Natural que ficasse esgotado nos dias em que era obrigado a suportar impávido tudo o que oferecia o dia em cobranças, trabalho ou sob os aspectos mais variados que um bom dia de trabalho pode oferecer: Um leque de opções no mais das vezes indesejável, estranho à sua alma que desejava algo mais que apenas e tão somente o ganha-pão. A sensação vinha quando ele menos se policiava, entre um café e outro, sob a pilha de papéis que atulhavam a sua mesa de documentos às vezes nunca lidos, livros de registro com marcas por fazer, marcadores de páginas ensebados de tanto uso e manipulação. Ele sentia que sua vida se esvaía exatamente neste ponto, no foco sob a luz baça da repartição, entre os documentos e processos volumosos, entre as cartas e pilhas de telegramas que nunca diminuía.

O melhor dos momentos de seus dias que se assemelhavam a um trem contínuo de luzes passantes sob o ruído estranho e impessoal do prédio onde tinha de ganhar seu sustento era o café com os amigos, os raros que ainda se atrevia a manter até porque os tinha poucos, frutos de anos de cinzelamento e burilamento—porque as amizades verdadeiras se burilam como pedras brutas e se tornam em diamantes de fina raridade, inquebrantáveis e permanentes. Era sorvendo a bebida forte e aromática que se revelava aos que ainda o ouviam ou que fingiam ouvir porque nestes momentos de rara extroversão ele se revelava um feroz crítico da rotina que os abastardava a todos.

--Imagine se eu não leio aquela procuração! O juiz e seus comparsas iam ficar perdidos, nem saberiam por onde começar!

A fumaça dos cigarros preenchia o ambiente com uma turva nuvem azulada e irritava os olhos dos que não haviam caído ainda nas malhas do vício maldito nublando a visão das mesas ao fundo, razão e finalidade daquelas vidas opacas que aqueles homens vestidos de cinza e preto levavam. Mesquinhas vidas, eram como baratas se arrastando no meio da papelada, ratos a roerem a corda de seus superiores, insetos de gravata e óculos engordurados misturados ao que havia de mais sórdido porque sabiam mais que quaisquer outros funcionários daquela imensa repartição que algo não ia bem nas engrenagens da vida alheia.

--O procurador geral deu uma de peru, quase morre em coma alcoólico!

Risadas gerais, baforadas de cigarros, olhos astutos procurando um no outro os sinais de proximidade que só a cumplicidade pode gerar, um sorriso puxando o outro, a comunicação não verbal que perpassa os mais espertos colocando o outro que por alguma razão não prestou atenção à beira do desprezo ou da desimportância.

--Como assim?
--Vê-se que não lê os jornais.
--Não, realmente não houve tempo, estou cheio de trabalho.
--Insinua que não trabalhamos?

Os queixos se crispam e vêm à tona os sentimentos submersos, a ira mais profunda e seus segredos bem guardados, aqueles que só se sacam nas horas mais improváveis para que sejam usados como aríetes contra os muros da psique alheia.

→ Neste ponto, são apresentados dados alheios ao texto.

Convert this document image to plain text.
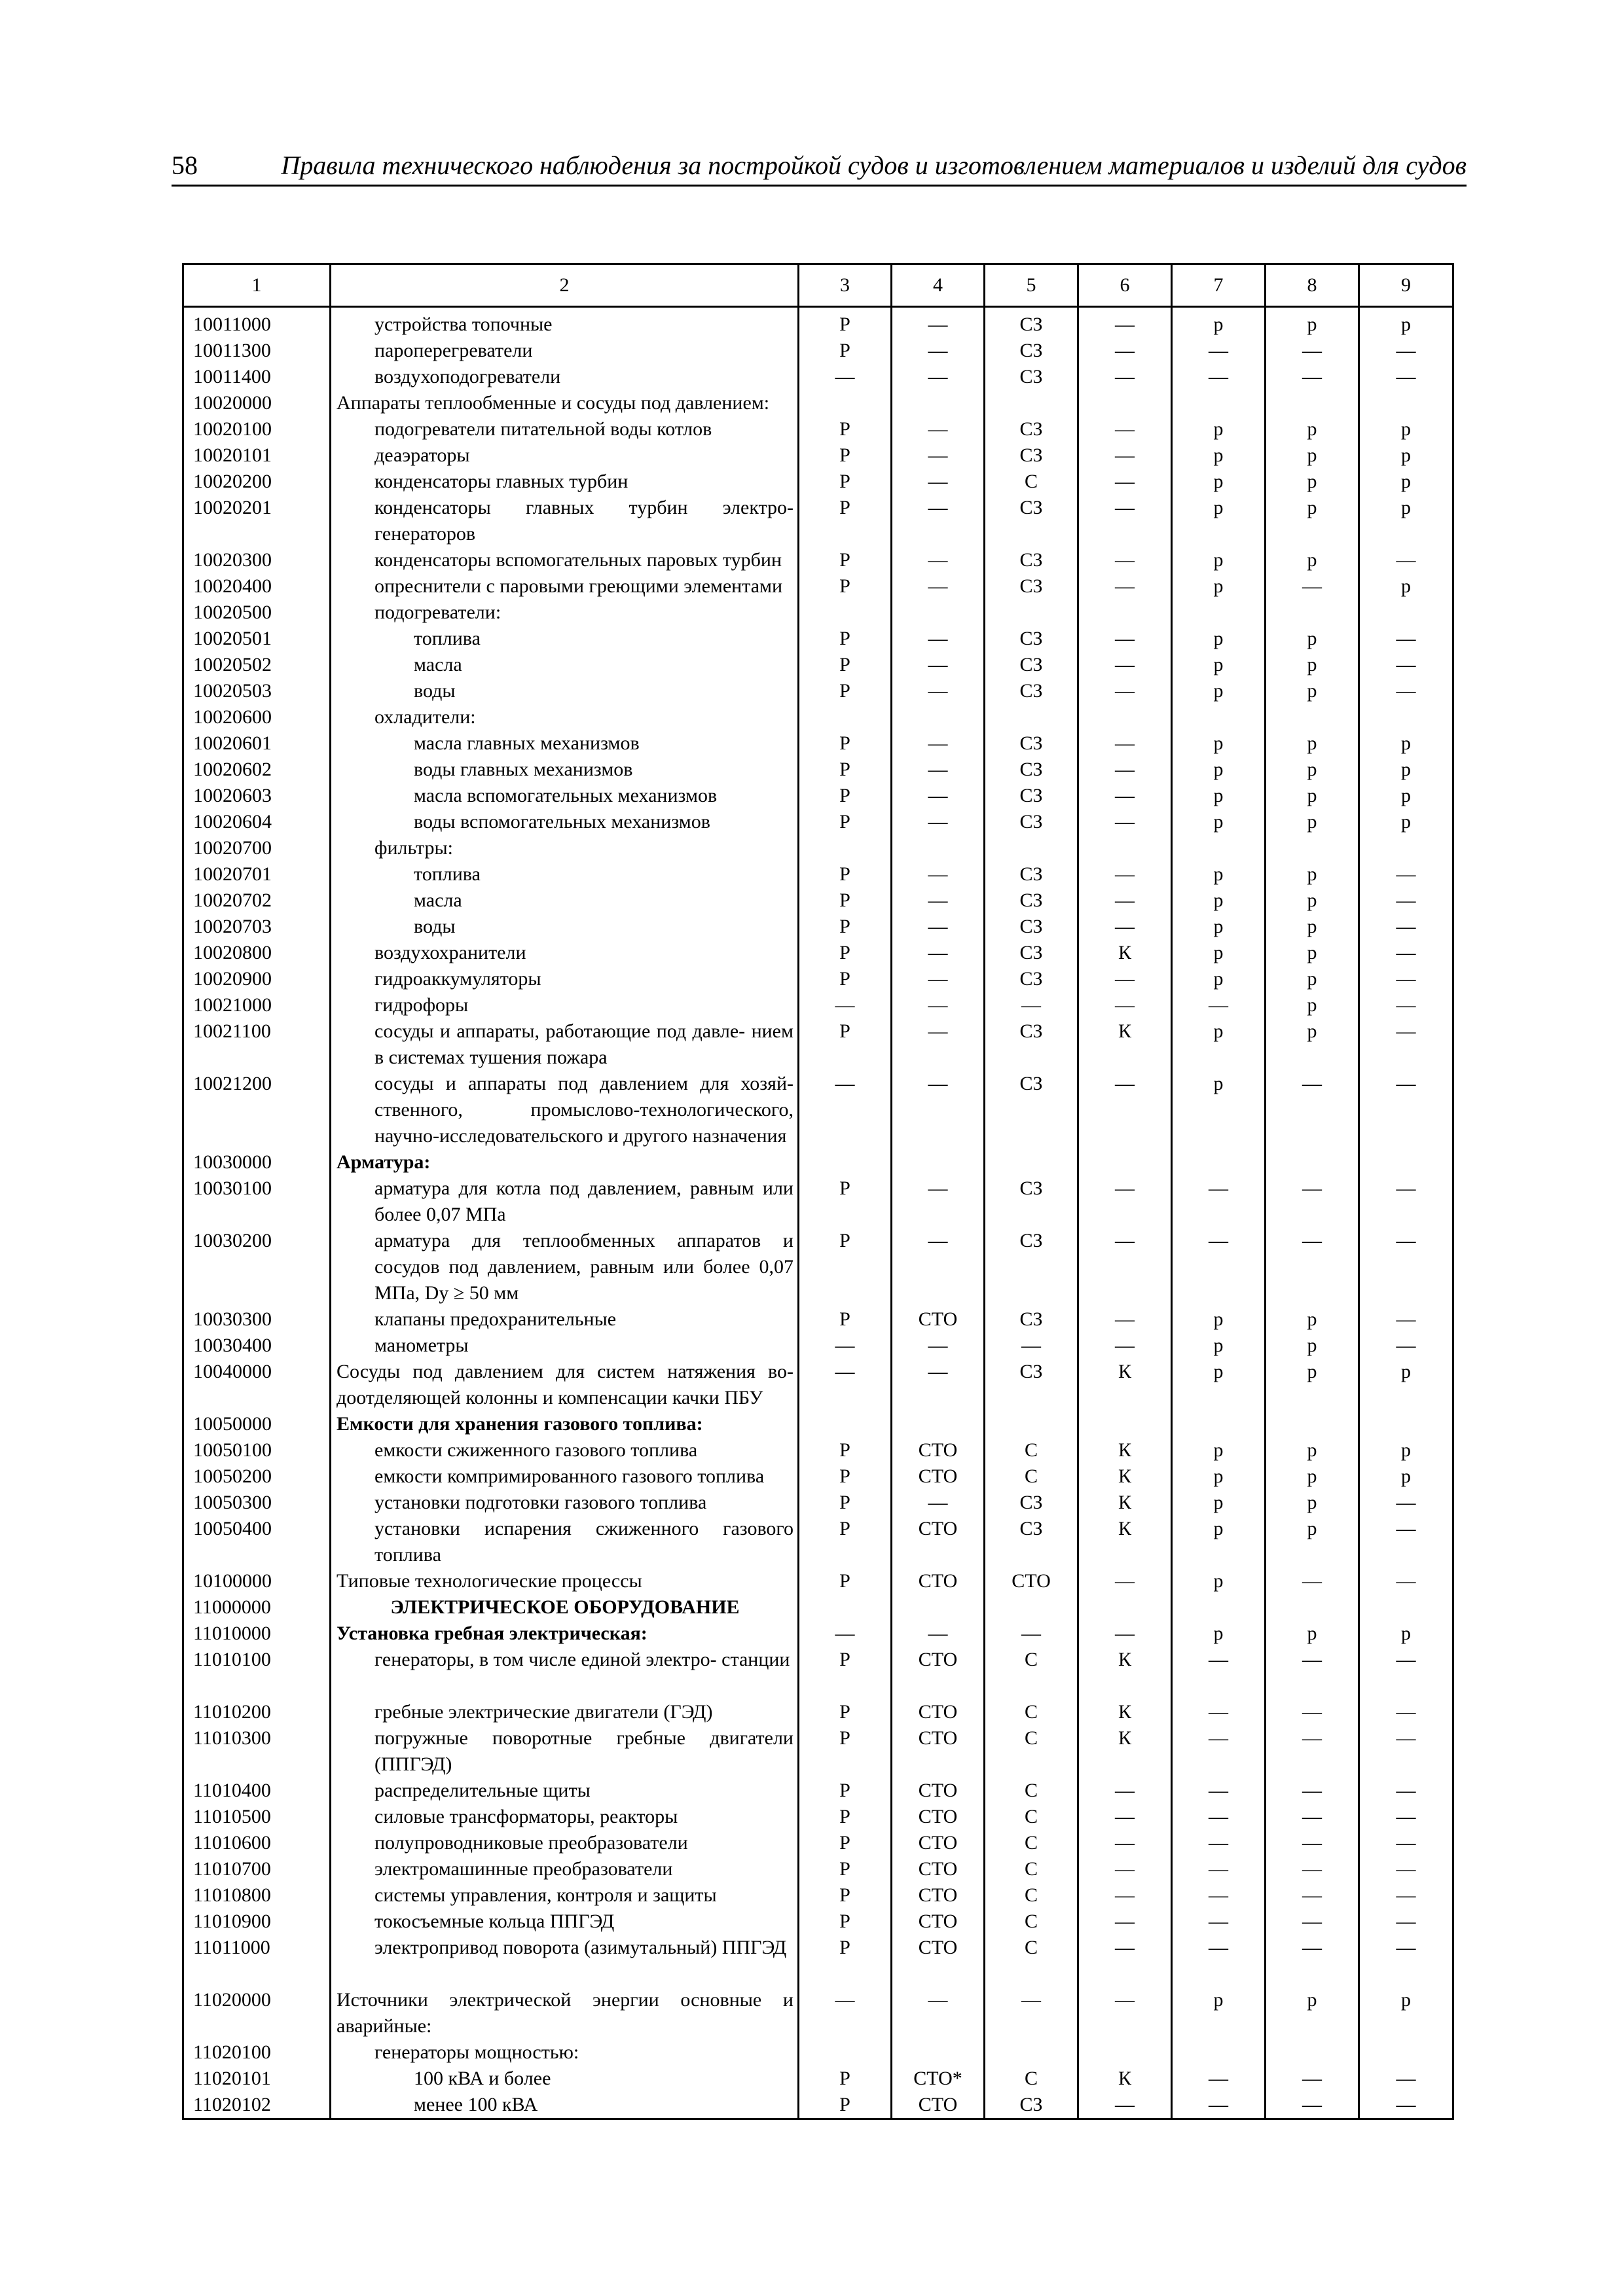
58	Правила технического наблюдения за постройкой судов и изготовлением материалов и изделий для судов
1	2	3	4	5	6	7	8	9
10011000	устройства топочные	Р	—	СЗ	—	р	р	р
10011300	пароперегреватели	Р	—	СЗ	—	—	—	—
10011400	воздухоподогреватели	—	—	СЗ	—	—	—	—
10020000	Аппараты теплообменные и сосуды под давлением:							

10020100	подогреватели питательной воды котлов	Р	—	СЗ	—	р	р	р
10020101	деаэраторы	Р	—	СЗ	—	р	р	р
10020200	конденсаторы главных турбин	Р	—	С	—	р	р	р
10020201	конденсаторы главных турбин электро- генераторов	Р	—	СЗ	—	р	р	р
10020300	конденсаторы вспомогательных паровых турбин	Р	—	СЗ	—	р	р	—
10020400	опреснители с паровыми греющими элементами	Р	—	СЗ	—	р	—	р
10020500	подогреватели:							

10020501	топлива	Р	—	СЗ	—	р	р	—
10020502	масла	Р	—	СЗ	—	р	р	—
10020503	воды	Р	—	СЗ	—	р	р	—
10020600	охладители:							

10020601	масла главных механизмов	Р	—	СЗ	—	р	р	р
10020602	воды главных механизмов	Р	—	СЗ	—	р	р	р
10020603	масла вспомогательных механизмов	Р	—	СЗ	—	р	р	р
10020604	воды вспомогательных механизмов	Р	—	СЗ	—	р	р	р
10020700	фильтры:							

10020701	топлива	Р	—	СЗ	—	р	р	—
10020702	масла	Р	—	СЗ	—	р	р	—
10020703	воды	Р	—	СЗ	—	р	р	—
10020800	воздухохранители	Р	—	СЗ	К	р	р	—
10020900	гидроаккумуляторы	Р	—	СЗ	—	р	р	—
10021000	гидрофоры	—	—	—	—	—	р	—
10021100	сосуды и аппараты, работающие под давле- нием в системах тушения пожара	Р	—	СЗ	К	р	р	—
10021200	сосуды и аппараты под давлением для хозяй- ственного, промыслово-технологического, научно-исследовательского и другого назначения	—	—	СЗ	—	р	—	—
10030000	Арматура:							

10030100	арматура для котла под давлением, равным или более 0,07 МПа	Р	—	СЗ	—	—	—	—
10030200	арматура для теплообменных аппаратов и сосудов под давлением, равным или более 0,07 МПа, Dy ≥ 50 мм	Р	—	СЗ	—	—	—	—
10030300	клапаны предохранительные	Р	СТО	СЗ	—	р	р	—
10030400	манометры	—	—	—	—	р	р	—
10040000	Сосуды под давлением для систем натяжения во- доотделяющей колонны и компенсации качки ПБУ	—	—	СЗ	К	р	р	р
10050000	Емкости для хранения газового топлива:							

10050100	емкости сжиженного газового топлива	Р	СТО	С	К	р	р	р
10050200	емкости компримированного газового топлива	Р	СТО	С	К	р	р	р
10050300	установки подготовки газового топлива	Р	—	СЗ	К	р	р	—
10050400	установки испарения сжиженного газового топлива	Р	СТО	СЗ	К	р	р	—
10100000	Типовые технологические процессы	Р	СТО	СТО	—	р	—	—
11000000	ЭЛЕКТРИЧЕСКОЕ ОБОРУДОВАНИЕ							

11010000	Установка гребная электрическая:	—	—	—	—	р	р	р
11010100	генераторы, в том числе единой электро- станции	Р	СТО	С	К	—	—	—
11010200	гребные электрические двигатели (ГЭД)	Р	СТО	С	К	—	—	—
11010300	погружные поворотные гребные двигатели (ППГЭД)	Р	СТО	С	К	—	—	—
11010400	распределительные щиты	Р	СТО	С	—	—	—	—
11010500	силовые трансформаторы, реакторы	Р	СТО	С	—	—	—	—
11010600	полупроводниковые преобразователи	Р	СТО	С	—	—	—	—
11010700	электромашинные преобразователи	Р	СТО	С	—	—	—	—
11010800	системы управления, контроля и защиты	Р	СТО	С	—	—	—	—
11010900	токосъемные кольца ППГЭД	Р	СТО	С	—	—	—	—
11011000	электропривод поворота (азимутальный) ППГЭД	Р	СТО	С	—	—	—	—
11020000	Источники электрической энергии основные и аварийные:	—	—	—	—	р	р	р
11020100	генераторы мощностью:							

11020101	100 кВА и более	Р	СТО*	С	К	—	—	—
11020102	менее 100 кВА	Р	СТО	СЗ	—	—	—	—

Várias chamas se avivam, todos sorvem com impaciência seu quinhão de nicotina barata, mal lavrada em campos do Oriente Médio. Os olhares, antes em permanente comunhão agora se tornam faíscas em conflito mal dissimulado. Mãos antes soltas se contraem, cenhos se franzem e só quem tem a certeza de que tudo passa mantém a serenidade.

--Não me digam que vão brigar por causa de um procurador! Só faltava esta aqui!
--Se fosse pela mulher dele...

A moça tinha fama de beleza e sensualidade; dir-se-ia que quando chegava para visitar o tal procurador, uma flor entrava pelo prédio e muitos olhos se desviavam dos tais documentos para visar outro tipo de predicados que ela certamente os tinha de sobra.

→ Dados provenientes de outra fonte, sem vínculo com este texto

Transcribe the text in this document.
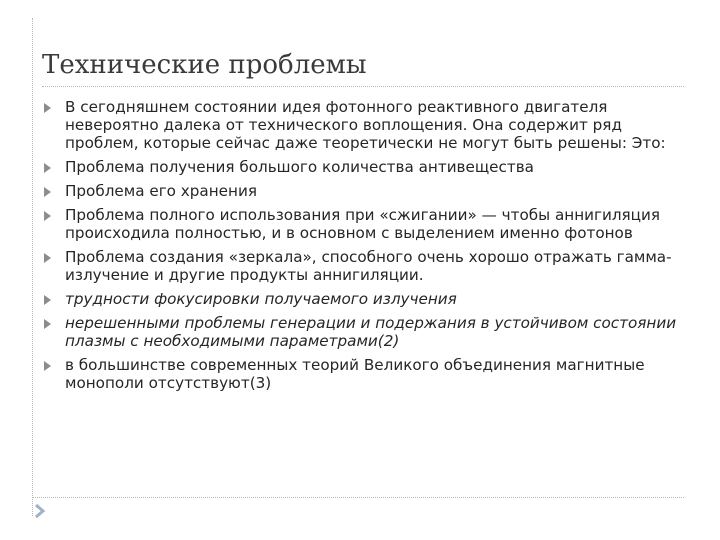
Технические проблемы
В сегодняшнем состоянии идея фотонного реактивного двигателя невероятно далека от технического воплощения. Она содержит ряд проблем, которые сейчас даже теоретически не могут быть решены: Это:
Проблема получения большого количества антивещества
Проблема его хранения
Проблема полного использования при «сжигании» — чтобы аннигиляция происходила полностью, и в основном с выделением именно фотонов
Проблема создания «зеркала», способного очень хорошо отражать гамма-излучение и другие продукты аннигиляции.
трудности фокусировки получаемого излучения
нерешенными проблемы генерации и подержания в устойчивом состоянии плазмы с необходимыми параметрами(2)
в большинстве современных теорий Великого объединения магнитные монополи отсутствуют(3)
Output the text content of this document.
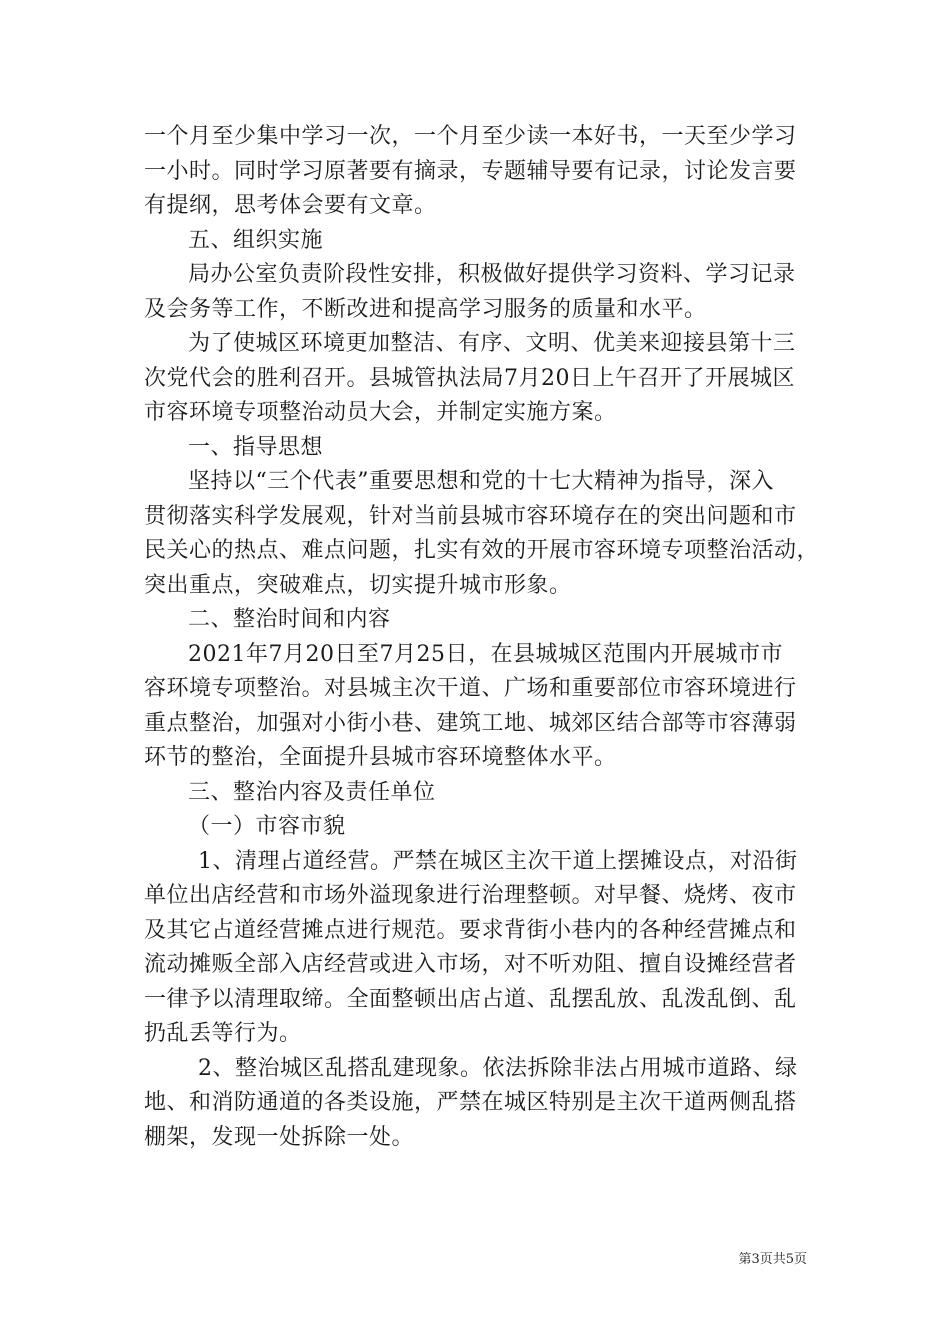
一个月至少集中学习一次，一个月至少读一本好书，一天至少学习
一小时。同时学习原著要有摘录，专题辅导要有记录，讨论发言要
有提纲，思考体会要有文章。
五、组织实施
局办公室负责阶段性安排，积极做好提供学习资料、学习记录
及会务等工作，不断改进和提高学习服务的质量和水平。
为了使城区环境更加整洁、有序、文明、优美来迎接县第十三
次党代会的胜利召开。县城管执法局7月20日上午召开了开展城区
市容环境专项整治动员大会，并制定实施方案。
一、指导思想
坚持以“三个代表”重要思想和党的十七大精神为指导，深入
贯彻落实科学发展观，针对当前县城市容环境存在的突出问题和市
民关心的热点、难点问题，扎实有效的开展市容环境专项整治活动，
突出重点，突破难点，切实提升城市形象。
二、整治时间和内容
2021年7月20日至7月25日，在县城城区范围内开展城市市
容环境专项整治。对县城主次干道、广场和重要部位市容环境进行
重点整治，加强对小街小巷、建筑工地、城郊区结合部等市容薄弱
环节的整治，全面提升县城市容环境整体水平。
三、整治内容及责任单位
（一）市容市貌
1、清理占道经营。严禁在城区主次干道上摆摊设点，对沿街
单位出店经营和市场外溢现象进行治理整顿。对早餐、烧烤、夜市
及其它占道经营摊点进行规范。要求背街小巷内的各种经营摊点和
流动摊贩全部入店经营或进入市场，对不听劝阻、擅自设摊经营者
一律予以清理取缔。全面整顿出店占道、乱摆乱放、乱泼乱倒、乱
扔乱丢等行为。
2、整治城区乱搭乱建现象。依法拆除非法占用城市道路、绿
地、和消防通道的各类设施，严禁在城区特别是主次干道两侧乱搭
棚架，发现一处拆除一处。
第3页共5页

--Talvez por isto que ele beba.
--Não dá conta. Ah, com certeza, ela deve ser um vulcão.
--Ou talvez dê conta, mas mesmo assim ela não se satisfaça e daí os olhares compridos que ela dá.
--Boa imaginação: Uma princesa destas se enrabichando por um de nós, metidos em papéis alheios!

Voltou a sensação de opressão no peito, o calor que subia pelo plexo solar e acelerava seu coração, a discreta sudorese, o olhar um pouco perdido pela desorientação. Teve de admitir a si mesmo: Sua vida era uma gosma e, no entanto, quando a vira pela primeira vez, algumas de suas dúvidas logo se dissiparam. Tivera a certeza disto quando a encontrara no estacionamento, pintando a boca em movimentos tão sutis que sua mão parecia flutuar acima de uma nuvem rosa e era a luz halógena que estampava sua sombra luminosa que realçava toda a fascinação. Ah, o nome da opressão era Valquíria e não tinha jeito, nem remédio, era fatal que se destinassem um ao outro e tudo era a mais pura imaginação. Ele só sabia disto quando chafurdava no labirinto de palavras, de certidões que sufocavam sua vida mequetrefe e se lembrava da suave silhueta rosa e dos lábios vermelhos carnudos que apenas entrevira.

--Esse aí (o queixo do gordo apontando para ele) acha que só porque a viu de relance, pode chegar perto.
--Eu jamais disse isso. Você mais do que ninguém sabe disto. Apenas a vi...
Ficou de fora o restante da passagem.